Recurring sequence and congruences

Question

Let's define a sequence $(u_n)$ by the formula $u_0 = 3$ and $u_{n+1} = u_n^2 -u_n$.

Is it true (and if so how do you prove it) that $u_n$ is never $0$ and has no square factors (i.e. $u_n \neq 0$ in $\mathbf{Z}/p^2\mathbf{Z}$ for all primes $p$) ?

Answer 1

Incomplete solution:

Modulo $4$ the sequence is $3,2,2,2,\ldots$. Modulo $9$ it is $3,6,3,6,\ldots$. Modulo $25$ it is $3,6,-5,5,-5,5,\ldots$. Now fix a prime $p\ge 7$. By definition $u_{n+1}=u_n(u_n-1)$. Hence $p\mid u_{n+1}$ if and only if $p\mid u_n$ or $p\mid u_n-1$ (note that they are coprime). In particular, let $k\ge 2$ be the smallest integer such that $p\mid u_k$ (if it exists). Since it is the smallest one, then $p \nmid u_{k-1}$. This means that $ u_{k-2}(u_{k-2}-1)=u_{k-1}\equiv 1\bmod{p}, $ which is equivalent to $$ (2u_{k-2}-1)^2 \equiv 5 \bmod{p}. $$ (This has a solution if and only if $p\equiv \pm 1\bmod{5}$.)

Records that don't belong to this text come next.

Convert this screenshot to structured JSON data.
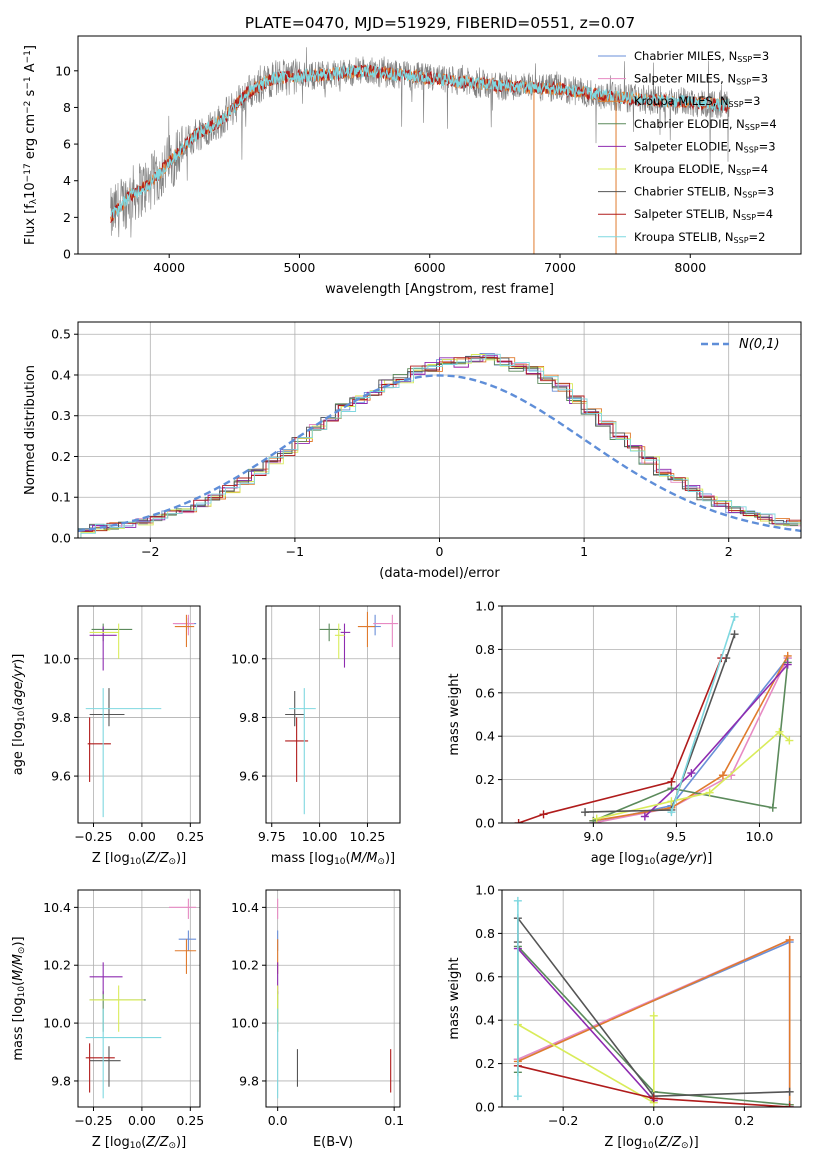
{
  "figure_title": "PLATE=0470, MJD=51929, FIBERID=0551, z=0.07",
  "colors": {
    "Chabrier MILES": "#6a8fd8",
    "Salpeter MILES": "#e78ac3",
    "Kroupa MILES": "#e07b2e",
    "Chabrier ELODIE": "#5b8a5b",
    "Salpeter ELODIE": "#8e2bb0",
    "Kroupa ELODIE": "#d9ec5a",
    "Chabrier STELIB": "#555555",
    "Salpeter STELIB": "#b01c1c",
    "Kroupa STELIB": "#7fd8e0",
    "data": "#808080",
    "normal": "#5f8ed8"
  },
  "chart_data": [
    {
      "id": "spectrum",
      "type": "line",
      "title": "PLATE=0470, MJD=51929, FIBERID=0551, z=0.07",
      "xlabel": "wavelength [Angstrom, rest frame]",
      "ylabel": "Flux [f",
      "xlim": [
        3300,
        8850
      ],
      "ylim": [
        0,
        11.9
      ],
      "xticks": [
        4000,
        5000,
        6000,
        7000,
        8000
      ],
      "yticks": [
        0,
        2,
        4,
        6,
        8,
        10
      ],
      "grid": false,
      "legend_position": "top-right",
      "legend": [
        {
          "model": "Chabrier MILES",
          "label": "Chabrier MILES, N",
          "n": "=3"
        },
        {
          "model": "Salpeter MILES",
          "label": "Salpeter MILES, N",
          "n": "=3"
        },
        {
          "model": "Kroupa MILES",
          "label": "Kroupa MILES, N",
          "n": "=3"
        },
        {
          "model": "Chabrier ELODIE",
          "label": "Chabrier ELODIE, N",
          "n": "=4"
        },
        {
          "model": "Salpeter ELODIE",
          "label": "Salpeter ELODIE, N",
          "n": "=3"
        },
        {
          "model": "Kroupa ELODIE",
          "label": "Kroupa ELODIE, N",
          "n": "=4"
        },
        {
          "model": "Chabrier STELIB",
          "label": "Chabrier STELIB, N",
          "n": "=3"
        },
        {
          "model": "Salpeter STELIB",
          "label": "Salpeter STELIB, N",
          "n": "=4"
        },
        {
          "model": "Kroupa STELIB",
          "label": "Kroupa STELIB, N",
          "n": "=2"
        }
      ],
      "continuum_x": [
        3550,
        3700,
        3850,
        4000,
        4200,
        4400,
        4600,
        4800,
        5000,
        5200,
        5500,
        6000,
        6500,
        7000,
        7400,
        7700,
        8000,
        8300
      ],
      "continuum_y": [
        2.0,
        3.2,
        3.8,
        5.0,
        6.5,
        7.3,
        8.8,
        9.6,
        9.7,
        9.8,
        10.0,
        9.6,
        9.2,
        9.0,
        8.6,
        8.4,
        8.3,
        8.1
      ],
      "data_range": [
        3550,
        8300
      ]
    },
    {
      "id": "residuals",
      "type": "bar",
      "xlabel": "(data-model)/error",
      "ylabel": "Normed distribution",
      "xlim": [
        -2.5,
        2.5
      ],
      "ylim": [
        0,
        0.53
      ],
      "xticks": [
        -2,
        -1,
        0,
        1,
        2
      ],
      "xticklabels": [
        "−2",
        "−1",
        "0",
        "1",
        "2"
      ],
      "yticks": [
        0.0,
        0.1,
        0.2,
        0.3,
        0.4,
        0.5
      ],
      "grid": true,
      "legend_position": "top-right",
      "legend_label": "N(0,1)",
      "bin_width": 0.1,
      "bin_start": -2.5,
      "envelope": [
        0.02,
        0.025,
        0.03,
        0.035,
        0.04,
        0.05,
        0.06,
        0.07,
        0.085,
        0.1,
        0.12,
        0.14,
        0.16,
        0.19,
        0.21,
        0.24,
        0.27,
        0.29,
        0.32,
        0.34,
        0.36,
        0.38,
        0.39,
        0.41,
        0.42,
        0.43,
        0.43,
        0.44,
        0.44,
        0.43,
        0.42,
        0.41,
        0.39,
        0.37,
        0.34,
        0.31,
        0.28,
        0.25,
        0.22,
        0.19,
        0.16,
        0.14,
        0.12,
        0.1,
        0.085,
        0.07,
        0.06,
        0.05,
        0.04,
        0.035
      ],
      "normal_curve": "gaussian mean 0 sigma 1"
    },
    {
      "id": "age_vs_Z",
      "type": "scatter",
      "xlabel": "Z [log",
      "ylabel": "age  [log",
      "xlim": [
        -0.33,
        0.3
      ],
      "ylim": [
        9.44,
        10.18
      ],
      "xticks": [
        -0.25,
        0.0,
        0.25
      ],
      "xticklabels": [
        "−0.25",
        "0.00",
        "0.25"
      ],
      "yticks": [
        9.6,
        9.8,
        10.0
      ],
      "grid": true,
      "points": [
        {
          "model": "Chabrier MILES",
          "x": 0.24,
          "y": 10.12,
          "xerr": [
            0.07,
            0.04
          ],
          "yerr": [
            0.02,
            0.02
          ]
        },
        {
          "model": "Salpeter MILES",
          "x": 0.24,
          "y": 10.12,
          "xerr": [
            0.08,
            0.03
          ],
          "yerr": [
            0.04,
            0.03
          ]
        },
        {
          "model": "Kroupa MILES",
          "x": 0.23,
          "y": 10.11,
          "xerr": [
            0.06,
            0.04
          ],
          "yerr": [
            0.07,
            0.04
          ]
        },
        {
          "model": "Chabrier ELODIE",
          "x": -0.2,
          "y": 10.1,
          "xerr": [
            0.06,
            0.15
          ],
          "yerr": [
            0.04,
            0.02
          ]
        },
        {
          "model": "Salpeter ELODIE",
          "x": -0.2,
          "y": 10.08,
          "xerr": [
            0.07,
            0.07
          ],
          "yerr": [
            0.12,
            0.03
          ]
        },
        {
          "model": "Kroupa ELODIE",
          "x": -0.12,
          "y": 10.09,
          "xerr": [
            0.15,
            0.0
          ],
          "yerr": [
            0.09,
            0.03
          ]
        },
        {
          "model": "Chabrier STELIB",
          "x": -0.17,
          "y": 9.81,
          "xerr": [
            0.1,
            0.08
          ],
          "yerr": [
            0.04,
            0.09
          ]
        },
        {
          "model": "Salpeter STELIB",
          "x": -0.27,
          "y": 9.71,
          "xerr": [
            0.01,
            0.11
          ],
          "yerr": [
            0.13,
            0.09
          ]
        },
        {
          "model": "Kroupa STELIB",
          "x": -0.2,
          "y": 9.83,
          "xerr": [
            0.09,
            0.3
          ],
          "yerr": [
            0.37,
            0.07
          ]
        }
      ]
    },
    {
      "id": "age_vs_mass",
      "type": "scatter",
      "xlabel": "mass [log",
      "ylabel": "",
      "xlim": [
        9.72,
        10.42
      ],
      "ylim": [
        9.44,
        10.18
      ],
      "xticks": [
        9.75,
        10.0,
        10.25
      ],
      "yticks": [
        9.6,
        9.8,
        10.0
      ],
      "grid": true,
      "points": [
        {
          "model": "Chabrier MILES",
          "x": 10.29,
          "y": 10.11,
          "xerr": [
            0.05,
            0.03
          ],
          "yerr": [
            0.03,
            0.04
          ]
        },
        {
          "model": "Salpeter MILES",
          "x": 10.38,
          "y": 10.12,
          "xerr": [
            0.1,
            0.03
          ],
          "yerr": [
            0.08,
            0.03
          ]
        },
        {
          "model": "Kroupa MILES",
          "x": 10.25,
          "y": 10.11,
          "xerr": [
            0.05,
            0.04
          ],
          "yerr": [
            0.07,
            0.05
          ]
        },
        {
          "model": "Chabrier ELODIE",
          "x": 10.05,
          "y": 10.1,
          "xerr": [
            0.05,
            0.06
          ],
          "yerr": [
            0.04,
            0.02
          ]
        },
        {
          "model": "Salpeter ELODIE",
          "x": 10.13,
          "y": 10.09,
          "xerr": [
            0.02,
            0.03
          ],
          "yerr": [
            0.12,
            0.03
          ]
        },
        {
          "model": "Kroupa ELODIE",
          "x": 10.1,
          "y": 10.08,
          "xerr": [
            0.02,
            0.03
          ],
          "yerr": [
            0.08,
            0.04
          ]
        },
        {
          "model": "Chabrier STELIB",
          "x": 9.87,
          "y": 9.81,
          "xerr": [
            0.05,
            0.05
          ],
          "yerr": [
            0.04,
            0.08
          ]
        },
        {
          "model": "Salpeter STELIB",
          "x": 9.88,
          "y": 9.72,
          "xerr": [
            0.06,
            0.06
          ],
          "yerr": [
            0.14,
            0.08
          ]
        },
        {
          "model": "Kroupa STELIB",
          "x": 9.92,
          "y": 9.83,
          "xerr": [
            0.08,
            0.06
          ],
          "yerr": [
            0.36,
            0.07
          ]
        }
      ]
    },
    {
      "id": "mass_weight_vs_age",
      "type": "line",
      "xlabel": "age  [log",
      "ylabel": "mass weight",
      "xlim": [
        8.45,
        10.25
      ],
      "ylim": [
        0,
        1.0
      ],
      "xticks": [
        9.0,
        9.5,
        10.0
      ],
      "yticks": [
        0.0,
        0.2,
        0.4,
        0.6,
        0.8,
        1.0
      ],
      "grid": true,
      "series": [
        {
          "model": "Chabrier MILES",
          "x": [
            9.0,
            9.47,
            10.17
          ],
          "y": [
            0.0,
            0.08,
            0.76
          ]
        },
        {
          "model": "Salpeter MILES",
          "x": [
            9.0,
            9.47,
            9.83,
            10.17
          ],
          "y": [
            0.0,
            0.07,
            0.22,
            0.76
          ]
        },
        {
          "model": "Kroupa MILES",
          "x": [
            9.0,
            9.47,
            9.78,
            10.17
          ],
          "y": [
            0.01,
            0.07,
            0.22,
            0.77
          ]
        },
        {
          "model": "Chabrier ELODIE",
          "x": [
            9.0,
            9.47,
            10.08,
            10.17
          ],
          "y": [
            0.01,
            0.16,
            0.07,
            0.74
          ]
        },
        {
          "model": "Salpeter ELODIE",
          "x": [
            9.31,
            9.59,
            10.17
          ],
          "y": [
            0.03,
            0.23,
            0.73
          ]
        },
        {
          "model": "Kroupa ELODIE",
          "x": [
            9.02,
            9.47,
            9.7,
            10.12,
            10.18
          ],
          "y": [
            0.02,
            0.1,
            0.14,
            0.42,
            0.38
          ]
        },
        {
          "model": "Chabrier STELIB",
          "x": [
            8.95,
            9.47,
            9.8,
            9.85
          ],
          "y": [
            0.05,
            0.06,
            0.76,
            0.87
          ]
        },
        {
          "model": "Salpeter STELIB",
          "x": [
            8.55,
            8.7,
            9.47,
            9.77
          ],
          "y": [
            0.0,
            0.04,
            0.19,
            0.76
          ]
        },
        {
          "model": "Kroupa STELIB",
          "x": [
            9.47,
            9.85
          ],
          "y": [
            0.05,
            0.95
          ]
        }
      ]
    },
    {
      "id": "mass_vs_Z",
      "type": "scatter",
      "xlabel": "Z [log",
      "ylabel": "mass [log",
      "xlim": [
        -0.33,
        0.3
      ],
      "ylim": [
        9.71,
        10.46
      ],
      "xticks": [
        -0.25,
        0.0,
        0.25
      ],
      "xticklabels": [
        "−0.25",
        "0.00",
        "0.25"
      ],
      "yticks": [
        9.8,
        10.0,
        10.2,
        10.4
      ],
      "grid": true,
      "points": [
        {
          "model": "Chabrier MILES",
          "x": 0.24,
          "y": 10.29,
          "xerr": [
            0.05,
            0.04
          ],
          "yerr": [
            0.04,
            0.03
          ]
        },
        {
          "model": "Salpeter MILES",
          "x": 0.24,
          "y": 10.4,
          "xerr": [
            0.1,
            0.04
          ],
          "yerr": [
            0.04,
            0.03
          ]
        },
        {
          "model": "Kroupa MILES",
          "x": 0.23,
          "y": 10.25,
          "xerr": [
            0.06,
            0.05
          ],
          "yerr": [
            0.08,
            0.04
          ]
        },
        {
          "model": "Chabrier ELODIE",
          "x": -0.2,
          "y": 10.08,
          "xerr": [
            0.07,
            0.22
          ],
          "yerr": [
            0.11,
            0.03
          ]
        },
        {
          "model": "Salpeter ELODIE",
          "x": -0.2,
          "y": 10.16,
          "xerr": [
            0.07,
            0.1
          ],
          "yerr": [
            0.06,
            0.05
          ]
        },
        {
          "model": "Kroupa ELODIE",
          "x": -0.12,
          "y": 10.08,
          "xerr": [
            0.15,
            0.13
          ],
          "yerr": [
            0.11,
            0.05
          ]
        },
        {
          "model": "Chabrier STELIB",
          "x": -0.17,
          "y": 9.87,
          "xerr": [
            0.1,
            0.06
          ],
          "yerr": [
            0.09,
            0.05
          ]
        },
        {
          "model": "Salpeter STELIB",
          "x": -0.27,
          "y": 9.88,
          "xerr": [
            0.02,
            0.13
          ],
          "yerr": [
            0.12,
            0.05
          ]
        },
        {
          "model": "Kroupa STELIB",
          "x": -0.2,
          "y": 9.95,
          "xerr": [
            0.09,
            0.3
          ],
          "yerr": [
            0.21,
            0.1
          ]
        }
      ]
    },
    {
      "id": "mass_vs_ebv",
      "type": "scatter",
      "xlabel": "E(B-V)",
      "ylabel": "",
      "xlim": [
        -0.01,
        0.105
      ],
      "ylim": [
        9.71,
        10.46
      ],
      "xticks": [
        0.0,
        0.1
      ],
      "yticks": [
        9.8,
        10.0,
        10.2,
        10.4
      ],
      "grid": true,
      "points": [
        {
          "model": "Chabrier MILES",
          "x": 0.0,
          "y": 10.29,
          "xerr": [
            0,
            0
          ],
          "yerr": [
            0.04,
            0.03
          ]
        },
        {
          "model": "Salpeter MILES",
          "x": 0.0,
          "y": 10.4,
          "xerr": [
            0,
            0
          ],
          "yerr": [
            0.04,
            0.03
          ]
        },
        {
          "model": "Kroupa MILES",
          "x": 0.0,
          "y": 10.25,
          "xerr": [
            0,
            0
          ],
          "yerr": [
            0.08,
            0.04
          ]
        },
        {
          "model": "Chabrier ELODIE",
          "x": 0.0,
          "y": 10.08,
          "xerr": [
            0,
            0
          ],
          "yerr": [
            0.11,
            0.03
          ]
        },
        {
          "model": "Salpeter ELODIE",
          "x": 0.0,
          "y": 10.16,
          "xerr": [
            0,
            0
          ],
          "yerr": [
            0.06,
            0.05
          ]
        },
        {
          "model": "Kroupa ELODIE",
          "x": 0.0,
          "y": 10.08,
          "xerr": [
            0,
            0
          ],
          "yerr": [
            0.11,
            0.05
          ]
        },
        {
          "model": "Chabrier STELIB",
          "x": 0.017,
          "y": 9.85,
          "xerr": [
            0,
            0
          ],
          "yerr": [
            0.07,
            0.06
          ]
        },
        {
          "model": "Salpeter STELIB",
          "x": 0.097,
          "y": 9.84,
          "xerr": [
            0,
            0
          ],
          "yerr": [
            0.08,
            0.07
          ]
        },
        {
          "model": "Kroupa STELIB",
          "x": 0.0,
          "y": 9.95,
          "xerr": [
            0,
            0
          ],
          "yerr": [
            0.21,
            0.1
          ]
        }
      ]
    },
    {
      "id": "mass_weight_vs_Z",
      "type": "line",
      "xlabel": "Z [log",
      "ylabel": "mass weight",
      "xlim": [
        -0.335,
        0.325
      ],
      "ylim": [
        0,
        1.0
      ],
      "xticks": [
        -0.2,
        0.0,
        0.2
      ],
      "xticklabels": [
        "−0.2",
        "0.0",
        "0.2"
      ],
      "yticks": [
        0.0,
        0.2,
        0.4,
        0.6,
        0.8,
        1.0
      ],
      "grid": true,
      "series": [
        {
          "model": "Chabrier MILES",
          "x": [
            -0.3,
            0.3,
            0.3
          ],
          "y": [
            0.22,
            0.76,
            0.0
          ]
        },
        {
          "model": "Salpeter MILES",
          "x": [
            -0.3,
            0.3,
            0.3
          ],
          "y": [
            0.22,
            0.77,
            0.0
          ]
        },
        {
          "model": "Kroupa MILES",
          "x": [
            -0.3,
            0.3,
            0.3
          ],
          "y": [
            0.21,
            0.77,
            0.01
          ]
        },
        {
          "model": "Chabrier ELODIE",
          "x": [
            -0.3,
            -0.3,
            0.0,
            0.3
          ],
          "y": [
            0.16,
            0.74,
            0.07,
            0.01
          ]
        },
        {
          "model": "Salpeter ELODIE",
          "x": [
            -0.3,
            0.0,
            0.0
          ],
          "y": [
            0.73,
            0.03,
            0.04
          ]
        },
        {
          "model": "Kroupa ELODIE",
          "x": [
            -0.3,
            0.0,
            0.0
          ],
          "y": [
            0.38,
            0.02,
            0.42
          ]
        },
        {
          "model": "Chabrier STELIB",
          "x": [
            -0.3,
            -0.3,
            0.0,
            0.3
          ],
          "y": [
            0.76,
            0.87,
            0.05,
            0.07
          ]
        },
        {
          "model": "Salpeter STELIB",
          "x": [
            -0.3,
            0.0,
            0.3
          ],
          "y": [
            0.19,
            0.04,
            0.0
          ]
        },
        {
          "model": "Kroupa STELIB",
          "x": [
            -0.3,
            -0.3
          ],
          "y": [
            0.05,
            0.95
          ]
        }
      ]
    }
  ]
}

Unproved claim: $p^2 \nmid u_k$.

Assuming the above claim is correct, then $u_k$, being divisible by $p$, has to be equal to $mp$, for some integer $m$ not divisible by $p$. Then, it is easy to check that $u_{k+n}=(-1)^n u_k \bmod{p^2}$, for all $n\ge 0$, hence $0$ will never appear in the sequence.